A fidelidade ao Senhor exige atravessar. Não há discipulado sem êxodo. Isaías 43,1-2 nos lembra que Deus caminha conosco nas águas e nos rios, mas não nos dispensa da travessia. É preciso deixar o medo que paralisa, a autodefesa que endurece, a ilusão de controle que impede a confiança. Caminhar na verdade, como em 3 João 1,4, é permitir que a vida seja continuamente iluminada pela Palavra, mesmo quando isso exige conversão. Viver o amor, como em João 13,34-35, é assumir a forma concreta do Evangelho, que se traduz em serviço, acolhida e compromisso com os que sofrem. Neste ponto, a contemplação se aprofunda. As pedras continuam nas mãos da humanidade. Podem ser lançadas ou depositadas. Podem ferir ou lembrar. O coração humano oscila entre o fechamento e a abertura, entre o medo e a confiança, entre a rejeição e a fé. O drama de João 10 não terminou. Ele se prolonga na história, nas escolhas cotidianas, nas estruturas que sustentamos ou transformamos.

Mas o Reino continua a nascer. Não como imposição, mas como semente. Não como domínio, mas como presença.
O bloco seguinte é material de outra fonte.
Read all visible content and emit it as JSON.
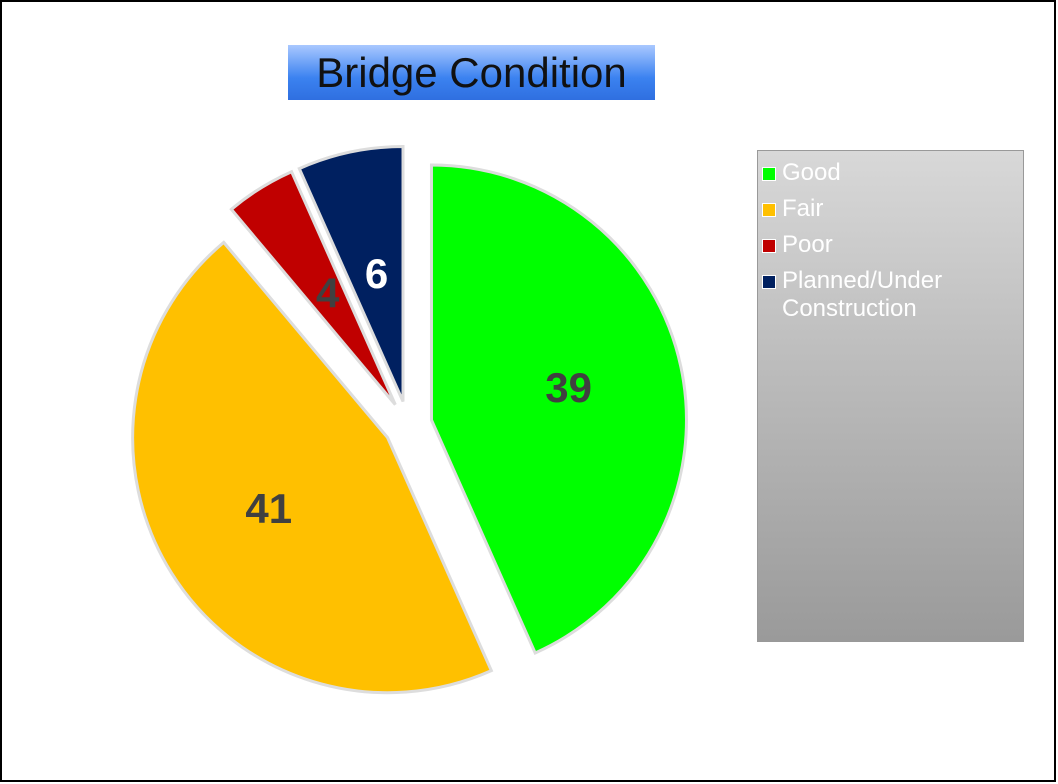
{
  "chart_data": {
    "type": "pie",
    "title": "Bridge Condition",
    "categories": [
      "Good",
      "Fair",
      "Poor",
      "Planned/Under Construction"
    ],
    "values": [
      39,
      41,
      4,
      6
    ],
    "colors": [
      "#00ff00",
      "#ffc000",
      "#c00000",
      "#002060"
    ],
    "label_colors": [
      "#404040",
      "#404040",
      "#404040",
      "#ffffff"
    ],
    "legend": "right"
  }
}
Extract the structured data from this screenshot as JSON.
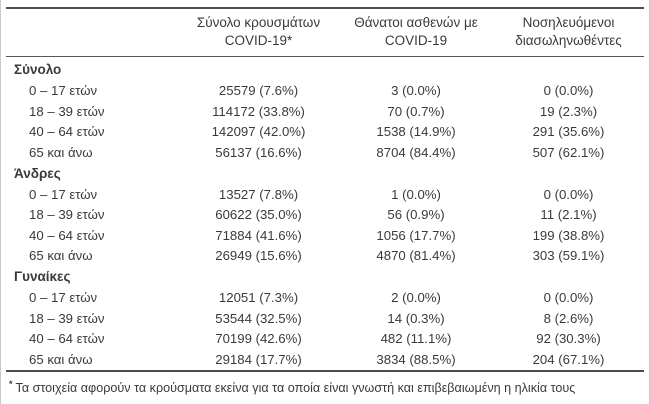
{
  "header": {
    "col_cases_line1": "Σύνολο κρουσμάτων",
    "col_cases_line2": "COVID-19*",
    "col_deaths_line1": "Θάνατοι ασθενών με",
    "col_deaths_line2": "COVID-19",
    "col_intubated_line1": "Νοσηλευόμενοι",
    "col_intubated_line2": "διασωληνωθέντες"
  },
  "sections": [
    {
      "title": "Σύνολο",
      "rows": [
        {
          "label": "0 – 17 ετών",
          "cases": "25579 (7.6%)",
          "deaths": "3 (0.0%)",
          "intubated": "0 (0.0%)"
        },
        {
          "label": "18 – 39 ετών",
          "cases": "114172 (33.8%)",
          "deaths": "70 (0.7%)",
          "intubated": "19 (2.3%)"
        },
        {
          "label": "40 – 64 ετών",
          "cases": "142097 (42.0%)",
          "deaths": "1538 (14.9%)",
          "intubated": "291 (35.6%)"
        },
        {
          "label": "65 και άνω",
          "cases": "56137 (16.6%)",
          "deaths": "8704 (84.4%)",
          "intubated": "507 (62.1%)"
        }
      ]
    },
    {
      "title": "Άνδρες",
      "rows": [
        {
          "label": "0 – 17 ετών",
          "cases": "13527 (7.8%)",
          "deaths": "1 (0.0%)",
          "intubated": "0 (0.0%)"
        },
        {
          "label": "18 – 39 ετών",
          "cases": "60622 (35.0%)",
          "deaths": "56 (0.9%)",
          "intubated": "11 (2.1%)"
        },
        {
          "label": "40 – 64 ετών",
          "cases": "71884 (41.6%)",
          "deaths": "1056 (17.7%)",
          "intubated": "199 (38.8%)"
        },
        {
          "label": "65 και άνω",
          "cases": "26949 (15.6%)",
          "deaths": "4870 (81.4%)",
          "intubated": "303 (59.1%)"
        }
      ]
    },
    {
      "title": "Γυναίκες",
      "rows": [
        {
          "label": "0 – 17 ετών",
          "cases": "12051 (7.3%)",
          "deaths": "2 (0.0%)",
          "intubated": "0 (0.0%)"
        },
        {
          "label": "18 – 39 ετών",
          "cases": "53544 (32.5%)",
          "deaths": "14 (0.3%)",
          "intubated": "8 (2.6%)"
        },
        {
          "label": "40 – 64 ετών",
          "cases": "70199 (42.6%)",
          "deaths": "482 (11.1%)",
          "intubated": "92 (30.3%)"
        },
        {
          "label": "65 και άνω",
          "cases": "29184 (17.7%)",
          "deaths": "3834 (88.5%)",
          "intubated": "204 (67.1%)"
        }
      ]
    }
  ],
  "footnote": {
    "marker": "*",
    "text": "Τα στοιχεία αφορούν τα κρούσματα εκείνα για τα οποία είναι γνωστή και επιβεβαιωμένη η ηλικία τους"
  },
  "colors": {
    "text": "#3a3a3a",
    "rule_dark": "#4d4d4d",
    "border_light": "#c9c9c9",
    "background": "#ffffff"
  }
}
Entre Jerusalém e o Jordão, entre o centro e a margem, entre o poder e a vida, Deus continua agindo. E aqueles que escutam a voz do Pastor, que se deixam conduzir pela verdade, tornam-se sinais dessa nova realidade. A travessia permanece aberta. O convite permanece vivo. E a fidelidade ao Senhor continua sendo o caminho pelo qual a história pode ser transfigurada.